In the following I just summarize a few things I kept in mind. Maybe I go more into detail in future blog posts.

Symfony UX

Really interesting was the opening by Fabien Potencier. In his keynote he introduced Symfony UX – a new ecosystem for JavaScript within Symfony applications.

As long as I remember Symfony UX is not just a new way of structuring JS files in the application directory. Symfony UX is based on Stimulus and offers a simple way to integrate little JavaScript controllers in your twig template.

In his talk Fabien demonstrated how easy it is to integrate addOns like Chart.js or Swup and I definitely have to adapt it in upcoming projects.

Cypress

Another really cool talk came from Ramona. She gave an introduction into Cypress – an end-to-end testing tool for web applications. Cypress really caught my attention. Not only because testing seems to be the holy grail in my new company. In the last month I already had the pleasure to work with another end-to-end testing setup hosted on a Jenkins server and basically runs tests for Google Tag Manager configurations. The environment is composed of a client-side web driver (webdriver.io), a proxy server (Selenium), a server-side web driver (ChromeDriver) and JS libraries like Mocha and Chai.

For me it was not that simple to overview this landscape of different technologies. Compared to that setup Cypress seems to be more modern and easy to adapt. Ramona set it up on her live demo quite fast and on the first glance the browser interface that is already included and easy to run is structured really well and its design looks wonderful.

Symfony Recap by Stefan Koopmanschaps

Last but not least I want to mention Stefan Koopmanschaps talk “symfony 0.6 to Symfony 5 – what I learned from the framework.” He was using a really cool map to illustrate his journey with Symfony over the last decades and told us what he had learned during this time.

During his talk quite experienced people were commenting basically saying that they remember things from early Symfony versions as well.
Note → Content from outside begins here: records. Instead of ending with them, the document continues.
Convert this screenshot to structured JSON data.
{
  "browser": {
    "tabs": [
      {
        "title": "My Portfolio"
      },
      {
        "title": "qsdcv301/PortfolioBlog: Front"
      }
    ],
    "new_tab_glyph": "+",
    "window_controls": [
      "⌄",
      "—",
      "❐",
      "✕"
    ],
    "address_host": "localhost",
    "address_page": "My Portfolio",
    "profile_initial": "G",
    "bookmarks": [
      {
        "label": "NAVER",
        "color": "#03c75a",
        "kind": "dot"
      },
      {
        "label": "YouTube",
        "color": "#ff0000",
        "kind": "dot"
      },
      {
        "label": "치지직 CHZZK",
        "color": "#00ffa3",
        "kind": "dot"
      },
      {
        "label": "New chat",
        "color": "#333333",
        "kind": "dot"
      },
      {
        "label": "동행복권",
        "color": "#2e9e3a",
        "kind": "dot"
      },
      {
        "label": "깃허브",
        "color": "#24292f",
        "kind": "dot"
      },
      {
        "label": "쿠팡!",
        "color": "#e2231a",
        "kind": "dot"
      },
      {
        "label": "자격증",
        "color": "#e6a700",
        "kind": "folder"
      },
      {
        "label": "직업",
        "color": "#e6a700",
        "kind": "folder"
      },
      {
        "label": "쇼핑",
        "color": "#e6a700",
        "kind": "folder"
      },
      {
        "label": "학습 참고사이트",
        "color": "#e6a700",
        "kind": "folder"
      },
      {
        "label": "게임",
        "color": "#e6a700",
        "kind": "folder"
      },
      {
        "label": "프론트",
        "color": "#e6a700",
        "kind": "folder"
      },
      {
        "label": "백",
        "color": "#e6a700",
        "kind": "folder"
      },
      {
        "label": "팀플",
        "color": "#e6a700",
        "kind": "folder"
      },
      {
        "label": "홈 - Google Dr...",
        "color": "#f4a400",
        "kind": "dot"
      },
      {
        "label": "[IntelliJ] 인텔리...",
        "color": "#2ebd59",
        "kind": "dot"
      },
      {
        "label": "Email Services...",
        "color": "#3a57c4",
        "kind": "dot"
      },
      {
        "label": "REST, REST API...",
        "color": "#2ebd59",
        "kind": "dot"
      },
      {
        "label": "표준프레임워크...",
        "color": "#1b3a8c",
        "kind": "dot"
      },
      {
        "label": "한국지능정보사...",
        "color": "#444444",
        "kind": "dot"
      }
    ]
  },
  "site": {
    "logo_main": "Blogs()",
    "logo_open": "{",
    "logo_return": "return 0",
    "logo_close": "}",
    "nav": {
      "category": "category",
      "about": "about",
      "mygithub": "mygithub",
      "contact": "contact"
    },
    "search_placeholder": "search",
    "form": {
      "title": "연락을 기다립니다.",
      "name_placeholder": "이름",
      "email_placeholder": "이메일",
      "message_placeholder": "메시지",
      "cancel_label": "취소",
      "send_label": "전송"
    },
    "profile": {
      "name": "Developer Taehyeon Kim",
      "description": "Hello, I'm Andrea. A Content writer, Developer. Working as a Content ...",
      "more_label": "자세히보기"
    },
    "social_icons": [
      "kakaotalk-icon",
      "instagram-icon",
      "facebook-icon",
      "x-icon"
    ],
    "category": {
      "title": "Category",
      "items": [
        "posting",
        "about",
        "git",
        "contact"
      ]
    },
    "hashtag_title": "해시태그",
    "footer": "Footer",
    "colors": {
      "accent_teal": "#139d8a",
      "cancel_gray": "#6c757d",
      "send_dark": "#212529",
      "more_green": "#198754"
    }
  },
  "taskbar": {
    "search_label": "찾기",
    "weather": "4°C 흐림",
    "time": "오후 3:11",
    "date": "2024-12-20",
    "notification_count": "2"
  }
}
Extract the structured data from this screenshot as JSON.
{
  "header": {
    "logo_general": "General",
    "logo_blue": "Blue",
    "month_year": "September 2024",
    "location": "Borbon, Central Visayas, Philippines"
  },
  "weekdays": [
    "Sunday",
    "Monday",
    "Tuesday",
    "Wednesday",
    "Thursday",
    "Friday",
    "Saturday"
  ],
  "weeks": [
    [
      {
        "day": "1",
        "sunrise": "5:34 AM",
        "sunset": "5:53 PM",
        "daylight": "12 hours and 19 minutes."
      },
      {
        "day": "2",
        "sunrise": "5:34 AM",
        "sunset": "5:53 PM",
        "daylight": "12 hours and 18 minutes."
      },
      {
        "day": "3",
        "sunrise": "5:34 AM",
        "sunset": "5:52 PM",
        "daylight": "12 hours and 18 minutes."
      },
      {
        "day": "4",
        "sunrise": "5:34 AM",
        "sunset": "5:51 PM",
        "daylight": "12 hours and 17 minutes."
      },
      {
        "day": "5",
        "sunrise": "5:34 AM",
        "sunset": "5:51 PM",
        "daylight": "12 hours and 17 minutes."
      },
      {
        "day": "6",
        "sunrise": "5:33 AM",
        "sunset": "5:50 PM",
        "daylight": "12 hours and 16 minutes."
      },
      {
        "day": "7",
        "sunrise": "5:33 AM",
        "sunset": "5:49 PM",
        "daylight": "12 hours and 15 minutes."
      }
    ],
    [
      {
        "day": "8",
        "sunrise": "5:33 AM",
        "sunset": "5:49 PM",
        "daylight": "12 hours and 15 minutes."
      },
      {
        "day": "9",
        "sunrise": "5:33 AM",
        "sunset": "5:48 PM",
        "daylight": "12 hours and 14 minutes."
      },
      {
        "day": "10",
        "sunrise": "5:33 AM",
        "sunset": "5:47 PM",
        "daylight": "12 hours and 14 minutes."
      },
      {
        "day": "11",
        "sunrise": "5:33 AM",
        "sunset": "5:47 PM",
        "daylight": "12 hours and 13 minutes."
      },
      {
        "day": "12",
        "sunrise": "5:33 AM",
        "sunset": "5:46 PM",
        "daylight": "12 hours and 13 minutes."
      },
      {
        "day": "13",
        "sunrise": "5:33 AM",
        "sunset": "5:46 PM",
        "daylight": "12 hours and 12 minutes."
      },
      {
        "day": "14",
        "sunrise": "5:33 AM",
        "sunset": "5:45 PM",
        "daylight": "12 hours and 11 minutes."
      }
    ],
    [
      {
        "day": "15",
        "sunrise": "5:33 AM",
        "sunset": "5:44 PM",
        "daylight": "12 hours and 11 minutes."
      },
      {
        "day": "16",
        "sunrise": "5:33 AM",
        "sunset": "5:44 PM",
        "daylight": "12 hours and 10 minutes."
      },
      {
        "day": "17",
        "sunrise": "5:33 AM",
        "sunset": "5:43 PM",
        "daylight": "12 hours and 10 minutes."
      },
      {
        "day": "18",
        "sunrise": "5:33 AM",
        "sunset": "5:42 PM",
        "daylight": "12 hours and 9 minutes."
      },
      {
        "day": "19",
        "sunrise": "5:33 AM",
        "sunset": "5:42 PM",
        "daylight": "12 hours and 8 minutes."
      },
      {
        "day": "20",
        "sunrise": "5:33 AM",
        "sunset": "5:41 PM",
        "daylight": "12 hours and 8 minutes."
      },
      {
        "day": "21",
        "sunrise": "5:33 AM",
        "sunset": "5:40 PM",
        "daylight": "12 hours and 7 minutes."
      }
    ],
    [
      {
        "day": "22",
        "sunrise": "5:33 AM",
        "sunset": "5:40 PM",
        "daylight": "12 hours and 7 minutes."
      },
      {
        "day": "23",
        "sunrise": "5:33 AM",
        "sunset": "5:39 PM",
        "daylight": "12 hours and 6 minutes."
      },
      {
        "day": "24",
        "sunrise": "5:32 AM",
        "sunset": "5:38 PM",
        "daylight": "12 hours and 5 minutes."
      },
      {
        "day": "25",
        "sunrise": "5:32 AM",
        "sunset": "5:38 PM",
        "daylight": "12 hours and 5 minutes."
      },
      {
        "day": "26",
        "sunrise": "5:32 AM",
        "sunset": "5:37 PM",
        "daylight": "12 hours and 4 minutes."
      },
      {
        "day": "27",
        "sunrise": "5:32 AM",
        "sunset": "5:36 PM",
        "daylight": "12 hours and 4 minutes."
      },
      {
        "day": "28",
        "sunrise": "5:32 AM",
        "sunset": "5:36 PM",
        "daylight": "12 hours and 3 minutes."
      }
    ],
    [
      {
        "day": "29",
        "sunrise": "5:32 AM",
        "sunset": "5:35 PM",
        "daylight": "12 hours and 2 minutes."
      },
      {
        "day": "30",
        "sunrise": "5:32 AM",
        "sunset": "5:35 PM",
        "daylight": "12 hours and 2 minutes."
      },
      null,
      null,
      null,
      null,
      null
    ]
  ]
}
I wrote that I started with the latest version 5 in October 2020 and the reaction was really nice because they gave me a warm welcome with comments like “welcome on board Kilian”. Besides that Stefan gave me the feeling that there is time to learn and grow with the framework as he told about all his lessons he learned over the last years. He published a blog post about his talk that I definitely have to read again.